消失的民间服饰
2018-05-14徐平林
我的家乡在甘肃武威,又叫凉州,就是“车马相交错,歌吹日纵横”的那个古凉州。这是一个古老的地名,光凭这名字,便能引发文人墨客的遐想。西北地区,汉羌边界自古以来就是荒僻落后的代名词。小的时候,母亲叮咛最多的,便是让我努力发奋,有朝一日能够去更加繁华富饶的东部安家。母亲的话深深地刺激了我幼小的心灵,在那些朔风猎猎的日子里,尽管久居僻地,但仍然勤勉发奋,为的就是有朝一日真能够如母亲所言,走到更远的地方看看外面的世界。
儿时的记忆里除了弥漫的满天风沙,还有母亲宽大的衣襟和敞开的袖口,那袖口仿佛是一个百宝箱,能掏出玩具,能掏出糖果,能掏出各种让童年的自己乐开花的东西。逐渐长大后我才知道,母亲穿的其实是典型的藏族、汉族、羌族融合后的服饰。凉州曾是西北地区政治、文化中心,是五凉古都,又地处边塞关隘之处,是我国重要的多民族聚居地,分布着藏族、古羌族、维吾尔族等多个少数民族,在生活习惯和服饰穿着上也表现出多民族融合的特点。
童年的时候,身穿大襟袍子和翘头布靴的母亲看起来比男人还要英姿飒爽,受着高原强烈的紫外线照射,父亲母亲的皮肤都黑黢黢的,干完活后,显得更亮堂,像抹了油一般。母亲的衣裳大都是绛紫色、深蓝色,除去穿在里面的斜襟褂子,鲜少有颜色鲜艳的衣服。映着落日的余晖,母亲看起来宛如一尊庄重肃穆的雕像。那时周围的长辈们也都像母亲一样穿衣襟宽大的袍子,胸前背后还有深蓝色的刺绣。处在这样的环境中,于我而言,一切都是那么地自然而然。十七岁那年,直到去县城上中学,我才明白,原来外面的世界连和我们穿的衣服也是不同的。当时县城的经济相比于农村已经算是发达的,我甚至能从小小的县城里看到未来更大的世界的缩影。穿着母亲做的斜襟褂子的自己站在一群穿着夹克衫的同学中间,显得那样地特立独行,我甚至还因此感到过深深的自卑。
现在回想起来,才发觉当时的自己是多么不懂得珍惜呀。
高中毕业后,由于改革开放,家乡的街头巷尾也遍布穿西式夹克衫的人了,连母亲也不再费时费力地自己做衣裳穿,宽大的袖口变成了窄小的松紧带袖子。一种怅然若失的感觉充盈在我的心头,说不清究竟缺少了什么,只觉得家乡变得不像家乡,凉州真正变成了现代的、先进的武威市了。

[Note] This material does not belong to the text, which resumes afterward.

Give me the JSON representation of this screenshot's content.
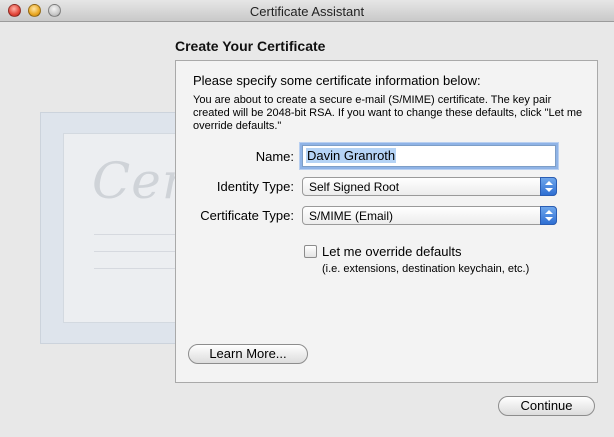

其实我明白,我所追寻的家乡的踪迹,实际上不是无迹可寻的,它就在母亲宽大的衣袖里,在乡亲们粗犷的刺绣中。那些代表了我们文化根源的、融合了多民族特色的服饰,受到大机器生产浪潮的席卷,就那样在几年间消失得无影无踪了。穿着民间服饰真的就要和不现代、不先进画上等号吗?当然不是。
作为边塞重镇、五凉古都,凉州拥有着多元的、杂糅的民族文化,正因如此,武威市才被评选为我国历史文化名城。历史是风沙堆积起的历史,而文化正是那看似落后原始,实则淳朴深厚的民间文化呀。倘若缺少了承载民族文化的民间服饰,武威又怎么能当之无愧地被称为历史文化名城呢?倘若故土失卻了那些手工的刺绣工匠,失落了那些传承至今的文明,恐怕凉州的那缕精魂也会随之消失吧。
作者简介:徐平林,男,满族,1989年毕业于中央民族学院中文系。现为甘肃省武威市文化馆馆长。主要进行书法、绘画、摄影、民间文学创作。